At that moment, my body became still as I sensed something coming directly at me in the dark. I threw my head and my body to the left as I heard a swooping sound connect with my shoulder, making me cry out. I was lucky – if I hadn’t ducked in time, the piece of wood would have knocked me out completely. I aim my gun where the wood had appeared from but was too late as I felt it slam on my wrist, knocking the six-shooter off my hand. I couldn’t really make him out from the darkness in the room, but I knew it was him; his breathing felt loud in my ear. I threw myself against him and we both fell to the ground, grappling. I rammed a knee to his groin, heard him grunt, and followed it with a fist. I struck his jaw before prying the wood from his grip. I came to my feet and clubbed him with the wood, at the same time cursed at him.

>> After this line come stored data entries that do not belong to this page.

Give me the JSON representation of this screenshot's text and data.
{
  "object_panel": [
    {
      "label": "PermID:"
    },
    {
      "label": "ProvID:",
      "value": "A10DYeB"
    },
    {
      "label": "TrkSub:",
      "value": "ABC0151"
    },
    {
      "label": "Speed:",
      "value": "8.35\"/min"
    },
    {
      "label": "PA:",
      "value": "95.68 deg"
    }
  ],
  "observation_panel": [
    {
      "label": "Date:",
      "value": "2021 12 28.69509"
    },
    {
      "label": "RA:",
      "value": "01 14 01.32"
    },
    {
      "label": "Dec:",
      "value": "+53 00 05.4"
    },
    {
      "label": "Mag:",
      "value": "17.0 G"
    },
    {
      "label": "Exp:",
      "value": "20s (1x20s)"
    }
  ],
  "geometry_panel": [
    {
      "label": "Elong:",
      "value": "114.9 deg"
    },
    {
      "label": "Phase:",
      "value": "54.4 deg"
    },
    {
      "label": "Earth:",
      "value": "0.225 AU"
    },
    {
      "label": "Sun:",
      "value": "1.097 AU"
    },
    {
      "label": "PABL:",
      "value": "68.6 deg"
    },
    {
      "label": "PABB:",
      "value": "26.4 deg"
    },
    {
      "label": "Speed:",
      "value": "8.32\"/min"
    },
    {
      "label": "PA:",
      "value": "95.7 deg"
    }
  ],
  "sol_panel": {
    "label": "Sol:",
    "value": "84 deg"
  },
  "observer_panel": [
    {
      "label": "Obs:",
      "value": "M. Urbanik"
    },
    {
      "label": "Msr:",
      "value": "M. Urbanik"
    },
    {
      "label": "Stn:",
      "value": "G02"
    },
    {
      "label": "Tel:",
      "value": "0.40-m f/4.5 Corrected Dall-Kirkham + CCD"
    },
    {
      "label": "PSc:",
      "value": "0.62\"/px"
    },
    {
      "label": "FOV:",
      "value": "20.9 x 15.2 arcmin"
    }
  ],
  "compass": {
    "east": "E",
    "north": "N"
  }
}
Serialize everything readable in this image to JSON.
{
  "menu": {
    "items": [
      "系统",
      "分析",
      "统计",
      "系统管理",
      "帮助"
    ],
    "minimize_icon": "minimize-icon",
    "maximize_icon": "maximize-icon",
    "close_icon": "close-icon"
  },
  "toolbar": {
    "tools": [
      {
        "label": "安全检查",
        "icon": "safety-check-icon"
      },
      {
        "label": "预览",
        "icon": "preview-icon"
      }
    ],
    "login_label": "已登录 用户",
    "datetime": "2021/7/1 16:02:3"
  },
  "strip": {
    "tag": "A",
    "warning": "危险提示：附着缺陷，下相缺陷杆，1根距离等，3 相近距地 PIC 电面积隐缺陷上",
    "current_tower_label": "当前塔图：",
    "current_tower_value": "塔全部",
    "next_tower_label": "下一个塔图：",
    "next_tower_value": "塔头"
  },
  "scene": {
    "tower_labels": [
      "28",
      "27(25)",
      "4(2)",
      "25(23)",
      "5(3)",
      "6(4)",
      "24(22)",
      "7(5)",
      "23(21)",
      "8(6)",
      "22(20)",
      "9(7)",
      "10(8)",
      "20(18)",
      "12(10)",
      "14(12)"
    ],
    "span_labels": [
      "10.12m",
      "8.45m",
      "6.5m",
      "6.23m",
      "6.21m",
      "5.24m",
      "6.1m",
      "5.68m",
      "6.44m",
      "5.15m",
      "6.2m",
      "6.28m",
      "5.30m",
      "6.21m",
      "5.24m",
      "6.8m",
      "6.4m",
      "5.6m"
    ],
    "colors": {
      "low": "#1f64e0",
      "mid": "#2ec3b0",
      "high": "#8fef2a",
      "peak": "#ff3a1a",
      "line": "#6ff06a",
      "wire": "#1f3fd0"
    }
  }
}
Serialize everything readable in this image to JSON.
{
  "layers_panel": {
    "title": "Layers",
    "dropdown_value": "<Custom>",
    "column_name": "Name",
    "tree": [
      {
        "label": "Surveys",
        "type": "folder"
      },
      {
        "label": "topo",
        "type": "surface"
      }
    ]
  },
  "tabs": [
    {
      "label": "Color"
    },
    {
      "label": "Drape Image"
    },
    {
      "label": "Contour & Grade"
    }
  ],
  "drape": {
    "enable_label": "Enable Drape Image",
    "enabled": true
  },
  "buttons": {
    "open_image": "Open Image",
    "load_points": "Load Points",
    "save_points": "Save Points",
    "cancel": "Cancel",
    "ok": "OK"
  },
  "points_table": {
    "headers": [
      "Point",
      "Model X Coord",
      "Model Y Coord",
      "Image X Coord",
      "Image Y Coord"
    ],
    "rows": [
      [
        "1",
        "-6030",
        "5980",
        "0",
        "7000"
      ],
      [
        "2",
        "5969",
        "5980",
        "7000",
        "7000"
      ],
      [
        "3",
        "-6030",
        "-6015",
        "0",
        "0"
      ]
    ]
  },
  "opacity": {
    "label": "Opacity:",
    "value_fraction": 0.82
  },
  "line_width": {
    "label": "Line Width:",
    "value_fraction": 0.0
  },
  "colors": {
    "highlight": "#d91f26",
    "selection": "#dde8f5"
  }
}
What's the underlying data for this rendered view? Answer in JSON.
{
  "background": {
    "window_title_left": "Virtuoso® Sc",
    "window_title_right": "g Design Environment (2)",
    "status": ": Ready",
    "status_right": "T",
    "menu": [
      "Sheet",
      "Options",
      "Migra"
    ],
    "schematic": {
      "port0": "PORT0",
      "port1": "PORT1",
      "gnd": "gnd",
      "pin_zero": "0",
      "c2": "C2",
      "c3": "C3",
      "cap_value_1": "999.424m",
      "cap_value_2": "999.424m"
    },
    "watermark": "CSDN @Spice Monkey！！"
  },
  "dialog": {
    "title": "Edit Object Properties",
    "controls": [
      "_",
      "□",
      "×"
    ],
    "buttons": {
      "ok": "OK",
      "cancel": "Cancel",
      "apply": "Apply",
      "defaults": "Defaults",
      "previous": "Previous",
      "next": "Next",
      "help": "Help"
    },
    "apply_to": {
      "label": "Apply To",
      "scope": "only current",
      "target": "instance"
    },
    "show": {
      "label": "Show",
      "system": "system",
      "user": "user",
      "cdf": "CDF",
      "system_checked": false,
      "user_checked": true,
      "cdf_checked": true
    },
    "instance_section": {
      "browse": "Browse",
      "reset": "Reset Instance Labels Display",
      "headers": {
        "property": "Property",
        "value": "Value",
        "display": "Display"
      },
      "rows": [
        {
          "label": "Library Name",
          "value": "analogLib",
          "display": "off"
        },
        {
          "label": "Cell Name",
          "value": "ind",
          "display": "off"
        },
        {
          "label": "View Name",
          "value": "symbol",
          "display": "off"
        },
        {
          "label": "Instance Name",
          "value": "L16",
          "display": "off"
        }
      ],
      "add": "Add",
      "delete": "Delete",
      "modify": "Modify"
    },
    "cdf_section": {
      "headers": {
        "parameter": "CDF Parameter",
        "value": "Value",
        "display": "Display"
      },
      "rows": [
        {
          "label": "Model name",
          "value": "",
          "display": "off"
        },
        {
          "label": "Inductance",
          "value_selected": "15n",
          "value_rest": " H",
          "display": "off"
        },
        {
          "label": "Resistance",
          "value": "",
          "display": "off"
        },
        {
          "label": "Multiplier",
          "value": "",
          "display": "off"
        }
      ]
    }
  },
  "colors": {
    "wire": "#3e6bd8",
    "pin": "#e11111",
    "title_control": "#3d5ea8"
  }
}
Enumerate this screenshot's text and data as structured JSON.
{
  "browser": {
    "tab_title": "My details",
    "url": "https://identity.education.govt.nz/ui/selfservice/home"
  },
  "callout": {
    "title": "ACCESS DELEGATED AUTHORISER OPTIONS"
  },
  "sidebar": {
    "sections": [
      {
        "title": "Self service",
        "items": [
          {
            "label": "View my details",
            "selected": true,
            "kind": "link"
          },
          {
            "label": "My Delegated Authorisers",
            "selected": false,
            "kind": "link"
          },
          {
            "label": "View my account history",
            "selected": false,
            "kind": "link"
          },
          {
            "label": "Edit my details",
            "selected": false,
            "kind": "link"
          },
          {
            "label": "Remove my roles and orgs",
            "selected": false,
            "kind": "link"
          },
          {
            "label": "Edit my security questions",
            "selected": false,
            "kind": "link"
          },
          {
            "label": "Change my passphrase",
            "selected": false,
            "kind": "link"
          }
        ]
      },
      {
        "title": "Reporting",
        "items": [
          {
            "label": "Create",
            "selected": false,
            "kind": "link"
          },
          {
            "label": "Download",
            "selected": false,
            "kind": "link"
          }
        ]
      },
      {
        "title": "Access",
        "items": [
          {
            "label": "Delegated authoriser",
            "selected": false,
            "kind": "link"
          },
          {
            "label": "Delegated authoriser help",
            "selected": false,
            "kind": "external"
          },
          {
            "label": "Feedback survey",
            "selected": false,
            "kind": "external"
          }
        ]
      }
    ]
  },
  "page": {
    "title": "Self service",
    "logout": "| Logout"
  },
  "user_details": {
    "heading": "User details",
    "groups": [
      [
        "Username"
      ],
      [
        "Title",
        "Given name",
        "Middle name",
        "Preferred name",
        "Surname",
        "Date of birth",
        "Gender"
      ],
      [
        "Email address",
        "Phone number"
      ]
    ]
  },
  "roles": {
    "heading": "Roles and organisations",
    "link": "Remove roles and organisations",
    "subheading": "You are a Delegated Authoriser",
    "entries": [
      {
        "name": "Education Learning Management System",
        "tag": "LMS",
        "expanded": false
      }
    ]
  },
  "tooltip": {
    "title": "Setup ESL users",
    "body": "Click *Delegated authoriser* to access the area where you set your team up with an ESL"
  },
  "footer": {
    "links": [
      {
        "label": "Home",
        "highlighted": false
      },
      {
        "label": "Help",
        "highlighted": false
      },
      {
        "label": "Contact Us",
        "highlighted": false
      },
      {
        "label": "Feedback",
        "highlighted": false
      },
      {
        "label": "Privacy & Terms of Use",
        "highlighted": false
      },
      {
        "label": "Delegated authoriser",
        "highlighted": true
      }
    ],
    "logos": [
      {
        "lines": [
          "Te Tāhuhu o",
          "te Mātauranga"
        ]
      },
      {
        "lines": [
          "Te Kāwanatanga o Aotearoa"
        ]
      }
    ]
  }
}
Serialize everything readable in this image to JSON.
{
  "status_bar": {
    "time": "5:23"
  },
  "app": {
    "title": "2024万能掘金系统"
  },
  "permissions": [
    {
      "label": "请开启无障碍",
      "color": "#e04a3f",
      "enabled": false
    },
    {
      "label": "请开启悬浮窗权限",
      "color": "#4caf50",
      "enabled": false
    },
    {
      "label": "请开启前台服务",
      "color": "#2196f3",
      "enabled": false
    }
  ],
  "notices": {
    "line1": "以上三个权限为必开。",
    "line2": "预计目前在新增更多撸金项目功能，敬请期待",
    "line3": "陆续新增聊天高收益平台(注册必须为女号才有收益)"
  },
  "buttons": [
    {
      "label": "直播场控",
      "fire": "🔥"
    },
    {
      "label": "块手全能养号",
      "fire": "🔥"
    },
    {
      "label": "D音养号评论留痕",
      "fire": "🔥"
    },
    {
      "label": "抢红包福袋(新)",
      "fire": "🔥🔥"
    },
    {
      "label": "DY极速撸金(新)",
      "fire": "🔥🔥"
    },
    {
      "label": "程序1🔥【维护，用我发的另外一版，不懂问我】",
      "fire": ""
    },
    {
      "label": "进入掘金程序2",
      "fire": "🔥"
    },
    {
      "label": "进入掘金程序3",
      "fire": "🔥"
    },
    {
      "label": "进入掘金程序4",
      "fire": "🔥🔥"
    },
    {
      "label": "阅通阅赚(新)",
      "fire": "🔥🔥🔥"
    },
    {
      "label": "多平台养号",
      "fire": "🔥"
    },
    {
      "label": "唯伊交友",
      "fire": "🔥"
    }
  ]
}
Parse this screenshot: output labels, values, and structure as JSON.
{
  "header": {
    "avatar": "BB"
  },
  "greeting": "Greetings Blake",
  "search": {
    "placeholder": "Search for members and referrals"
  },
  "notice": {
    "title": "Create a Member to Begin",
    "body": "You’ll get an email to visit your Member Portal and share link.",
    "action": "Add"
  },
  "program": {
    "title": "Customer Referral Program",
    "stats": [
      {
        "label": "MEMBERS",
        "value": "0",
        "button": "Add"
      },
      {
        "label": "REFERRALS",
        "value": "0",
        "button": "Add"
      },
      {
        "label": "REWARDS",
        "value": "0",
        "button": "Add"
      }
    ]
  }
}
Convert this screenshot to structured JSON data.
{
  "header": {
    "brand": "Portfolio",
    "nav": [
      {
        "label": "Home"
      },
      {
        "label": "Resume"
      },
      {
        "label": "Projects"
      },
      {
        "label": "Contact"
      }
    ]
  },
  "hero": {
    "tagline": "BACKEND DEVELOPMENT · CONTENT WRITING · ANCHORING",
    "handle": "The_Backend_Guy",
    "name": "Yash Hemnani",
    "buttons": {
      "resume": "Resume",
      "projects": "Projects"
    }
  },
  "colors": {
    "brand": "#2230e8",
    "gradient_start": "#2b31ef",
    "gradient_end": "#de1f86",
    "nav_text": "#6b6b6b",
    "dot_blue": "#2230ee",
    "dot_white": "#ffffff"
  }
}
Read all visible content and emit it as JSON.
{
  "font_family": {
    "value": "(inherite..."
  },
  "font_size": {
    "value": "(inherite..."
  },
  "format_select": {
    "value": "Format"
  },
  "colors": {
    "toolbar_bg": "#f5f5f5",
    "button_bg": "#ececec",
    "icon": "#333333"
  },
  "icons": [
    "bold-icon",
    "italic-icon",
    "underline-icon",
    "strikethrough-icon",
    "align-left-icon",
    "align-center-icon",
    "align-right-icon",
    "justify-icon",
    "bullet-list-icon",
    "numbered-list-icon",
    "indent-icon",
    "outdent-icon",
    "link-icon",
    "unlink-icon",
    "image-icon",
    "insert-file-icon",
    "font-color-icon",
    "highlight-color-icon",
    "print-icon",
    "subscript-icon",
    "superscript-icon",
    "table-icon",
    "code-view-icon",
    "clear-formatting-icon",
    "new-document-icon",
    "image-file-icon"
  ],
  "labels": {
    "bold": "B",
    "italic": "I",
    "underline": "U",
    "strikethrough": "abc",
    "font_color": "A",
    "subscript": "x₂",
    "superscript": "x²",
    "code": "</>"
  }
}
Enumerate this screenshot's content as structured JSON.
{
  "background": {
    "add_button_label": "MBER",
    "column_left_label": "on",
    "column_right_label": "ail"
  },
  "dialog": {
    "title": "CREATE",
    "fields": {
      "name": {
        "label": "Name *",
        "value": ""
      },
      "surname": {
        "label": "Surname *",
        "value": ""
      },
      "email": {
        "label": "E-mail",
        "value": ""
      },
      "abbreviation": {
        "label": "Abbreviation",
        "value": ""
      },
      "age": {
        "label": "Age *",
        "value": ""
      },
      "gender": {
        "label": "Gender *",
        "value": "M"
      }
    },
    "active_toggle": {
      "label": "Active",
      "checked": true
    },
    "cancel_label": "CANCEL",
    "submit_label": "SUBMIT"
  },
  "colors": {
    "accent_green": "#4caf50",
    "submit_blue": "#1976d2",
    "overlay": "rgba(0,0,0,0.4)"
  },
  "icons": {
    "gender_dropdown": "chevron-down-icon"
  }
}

“There you go, you bastard! How do you like it, eh! Hurts, don’t it!”
Each time I cursed, I swung the wood hard on his head, heard him cry out more. I could also hear the girl scream out, but at that moment, satisfying my rage was I wanted. I went in search of my gun and came back and shot him three times.
There was the sound of my heart beating fast, and a pressing ache in my shoulders and knuckles as I stood there letting my body return to calm. I dropped to my knees, took out a torch from my pocket and brought the light down on his face.
I stared gape-mouthed, the sound of my voice died in my throat as immediately I recognized whose face it was. Though I’d battered it to a pulp, it was still enough for me to recognize Simon – my son.
There I sat right next to my killer son’s dead body, crying, too weak to even move. Then I felt the little girl come and hug me. “Thank you,” she said, “thank you for rescuing me from the evil man.”
I hugged her back, sniffling back my tears, and said: “It’s all right, Abbie. You’re safe now.”
I picked her up and carried her to where I’d left my vehicle. I left my son’s remains for the rats and other tiny creatures in the building to feed upon.